After my parents died, as the oldest, he became the self-appointed patriarch of the family, which, as the youngest, and the “baby sister,” was more often than not frustrating to me. But I have also been grateful for the ways he took care of certain family matters and made sure the four of us siblings got together from time to time.

He and his wife, Wanda, so often orchestrated family reunions at their home in Ann Arbor or at the family cabin. 

With Sir and Lady Bartelot in Stopham, England

He so enjoyed the times when we were all together. He loved to “hold court” at family gatherings and was the keeper of much family lore, including the Bartlett genealogy.  When he visited me when I lived in England he, Wanda, and I traveled to the Bartelot estate in Stopham to “meet the family.” 

The most reverent I have ever seen him was when he was looking at the stained glass windows of the Bartlett ancestors in the Stopham church sanctuary.

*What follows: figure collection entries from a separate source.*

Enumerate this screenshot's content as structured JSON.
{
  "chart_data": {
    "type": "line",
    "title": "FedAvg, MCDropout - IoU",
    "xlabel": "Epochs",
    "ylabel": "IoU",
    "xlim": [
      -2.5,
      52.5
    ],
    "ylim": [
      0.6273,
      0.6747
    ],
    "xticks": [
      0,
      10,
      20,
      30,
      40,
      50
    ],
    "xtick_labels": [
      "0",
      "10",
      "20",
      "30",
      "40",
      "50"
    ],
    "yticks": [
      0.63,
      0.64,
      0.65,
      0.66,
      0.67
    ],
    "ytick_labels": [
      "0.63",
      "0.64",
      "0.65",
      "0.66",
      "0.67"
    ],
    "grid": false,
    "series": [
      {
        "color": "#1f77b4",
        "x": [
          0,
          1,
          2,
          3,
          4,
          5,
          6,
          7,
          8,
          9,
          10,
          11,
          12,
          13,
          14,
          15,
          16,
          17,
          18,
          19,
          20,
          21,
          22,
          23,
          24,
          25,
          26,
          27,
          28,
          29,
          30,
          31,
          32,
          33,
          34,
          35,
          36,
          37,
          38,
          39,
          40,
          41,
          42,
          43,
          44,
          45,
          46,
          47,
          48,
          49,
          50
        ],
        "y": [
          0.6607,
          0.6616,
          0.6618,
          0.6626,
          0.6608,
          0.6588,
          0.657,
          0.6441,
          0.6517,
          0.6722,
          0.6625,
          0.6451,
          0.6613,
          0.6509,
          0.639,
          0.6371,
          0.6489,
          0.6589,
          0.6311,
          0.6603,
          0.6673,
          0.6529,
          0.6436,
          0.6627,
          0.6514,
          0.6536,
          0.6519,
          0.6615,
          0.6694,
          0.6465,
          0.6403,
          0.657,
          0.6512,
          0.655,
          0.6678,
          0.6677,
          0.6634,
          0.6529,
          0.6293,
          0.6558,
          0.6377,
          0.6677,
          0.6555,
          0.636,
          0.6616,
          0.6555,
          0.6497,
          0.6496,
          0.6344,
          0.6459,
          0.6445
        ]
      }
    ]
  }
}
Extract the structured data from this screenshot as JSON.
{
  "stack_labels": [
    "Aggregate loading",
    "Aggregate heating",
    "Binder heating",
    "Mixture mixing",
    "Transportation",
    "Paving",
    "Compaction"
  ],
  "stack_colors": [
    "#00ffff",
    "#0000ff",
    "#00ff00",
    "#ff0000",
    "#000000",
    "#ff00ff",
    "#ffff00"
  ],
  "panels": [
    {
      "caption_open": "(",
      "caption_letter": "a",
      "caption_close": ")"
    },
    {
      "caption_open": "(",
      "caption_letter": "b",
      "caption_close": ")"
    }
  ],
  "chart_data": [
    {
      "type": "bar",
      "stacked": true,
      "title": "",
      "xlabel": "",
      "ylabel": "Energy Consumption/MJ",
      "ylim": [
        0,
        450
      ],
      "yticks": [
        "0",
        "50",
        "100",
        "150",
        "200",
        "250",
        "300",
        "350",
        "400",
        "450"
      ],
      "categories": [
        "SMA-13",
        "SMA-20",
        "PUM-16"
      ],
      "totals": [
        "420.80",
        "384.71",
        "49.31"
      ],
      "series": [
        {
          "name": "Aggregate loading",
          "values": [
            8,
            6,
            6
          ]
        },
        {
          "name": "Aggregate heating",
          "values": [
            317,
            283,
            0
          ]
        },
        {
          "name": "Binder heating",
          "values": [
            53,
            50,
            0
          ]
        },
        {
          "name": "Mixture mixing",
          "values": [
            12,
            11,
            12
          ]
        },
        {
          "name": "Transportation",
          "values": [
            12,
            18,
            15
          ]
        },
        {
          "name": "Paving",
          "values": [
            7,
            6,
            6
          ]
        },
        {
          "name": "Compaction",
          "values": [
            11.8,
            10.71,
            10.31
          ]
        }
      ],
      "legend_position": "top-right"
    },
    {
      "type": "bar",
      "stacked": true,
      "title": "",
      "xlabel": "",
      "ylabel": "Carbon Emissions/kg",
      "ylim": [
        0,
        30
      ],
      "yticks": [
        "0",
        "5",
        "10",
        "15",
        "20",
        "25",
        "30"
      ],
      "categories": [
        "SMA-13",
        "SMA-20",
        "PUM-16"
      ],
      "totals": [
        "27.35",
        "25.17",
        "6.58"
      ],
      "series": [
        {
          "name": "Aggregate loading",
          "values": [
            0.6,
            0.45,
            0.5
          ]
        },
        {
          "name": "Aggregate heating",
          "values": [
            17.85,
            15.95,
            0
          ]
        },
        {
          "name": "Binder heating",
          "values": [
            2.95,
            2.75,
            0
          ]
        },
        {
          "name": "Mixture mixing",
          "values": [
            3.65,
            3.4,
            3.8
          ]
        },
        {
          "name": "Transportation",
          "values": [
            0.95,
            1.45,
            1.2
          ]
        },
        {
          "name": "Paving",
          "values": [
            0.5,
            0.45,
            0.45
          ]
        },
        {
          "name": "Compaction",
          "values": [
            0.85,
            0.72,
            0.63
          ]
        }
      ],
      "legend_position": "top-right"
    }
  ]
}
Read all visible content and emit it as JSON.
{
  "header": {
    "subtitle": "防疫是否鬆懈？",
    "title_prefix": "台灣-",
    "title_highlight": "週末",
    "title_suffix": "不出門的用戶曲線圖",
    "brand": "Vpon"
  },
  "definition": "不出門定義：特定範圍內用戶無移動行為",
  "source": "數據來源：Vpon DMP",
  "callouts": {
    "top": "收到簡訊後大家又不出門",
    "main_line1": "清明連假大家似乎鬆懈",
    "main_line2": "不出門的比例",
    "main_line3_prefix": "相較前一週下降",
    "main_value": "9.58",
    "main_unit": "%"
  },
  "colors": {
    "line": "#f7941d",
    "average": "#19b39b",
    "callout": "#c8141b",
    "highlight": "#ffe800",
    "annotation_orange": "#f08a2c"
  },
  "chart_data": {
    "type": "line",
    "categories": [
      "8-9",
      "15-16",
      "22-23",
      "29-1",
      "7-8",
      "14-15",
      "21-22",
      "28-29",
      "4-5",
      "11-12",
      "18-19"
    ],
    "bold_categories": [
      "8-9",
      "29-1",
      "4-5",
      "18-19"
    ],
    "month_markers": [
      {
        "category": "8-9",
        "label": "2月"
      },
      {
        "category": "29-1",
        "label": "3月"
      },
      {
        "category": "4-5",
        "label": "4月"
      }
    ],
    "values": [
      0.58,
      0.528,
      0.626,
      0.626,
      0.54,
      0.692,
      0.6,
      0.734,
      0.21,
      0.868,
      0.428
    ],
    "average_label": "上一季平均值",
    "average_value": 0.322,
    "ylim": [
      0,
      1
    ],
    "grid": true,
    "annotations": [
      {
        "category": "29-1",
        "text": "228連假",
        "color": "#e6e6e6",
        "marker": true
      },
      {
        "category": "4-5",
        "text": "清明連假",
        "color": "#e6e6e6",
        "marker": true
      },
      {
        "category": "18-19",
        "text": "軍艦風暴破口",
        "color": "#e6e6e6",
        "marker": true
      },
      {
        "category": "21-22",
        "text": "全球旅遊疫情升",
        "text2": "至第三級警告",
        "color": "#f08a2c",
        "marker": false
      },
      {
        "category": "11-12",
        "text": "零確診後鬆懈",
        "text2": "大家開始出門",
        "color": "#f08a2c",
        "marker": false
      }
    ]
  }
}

He was devoted to our family, coming to every family wedding, birthday celebration, and even his nephew’s and grand nephew’s college choir and orchestra concerts.

My brother could be incredibly aggravating and infuriating to me and I’ve had my share of grievances over the years, but he was also tremendously loving and generous and magnanimous. He was deeply respected, admired, and beloved by so many.  He worked hard and played harder – whether skiing the slopes of Colorado or sailing the seas around the San Juan Islands near Vancouver, or Lake Michigan, or Walloon Lake or playing the upright bass or baritone horn in the Life Sciences Orchestra at the University of Michigan. He lived and loved with such gusto – engaging life the way he did me, sweeping it up in his arms and greeting it with boundless exuberance and love.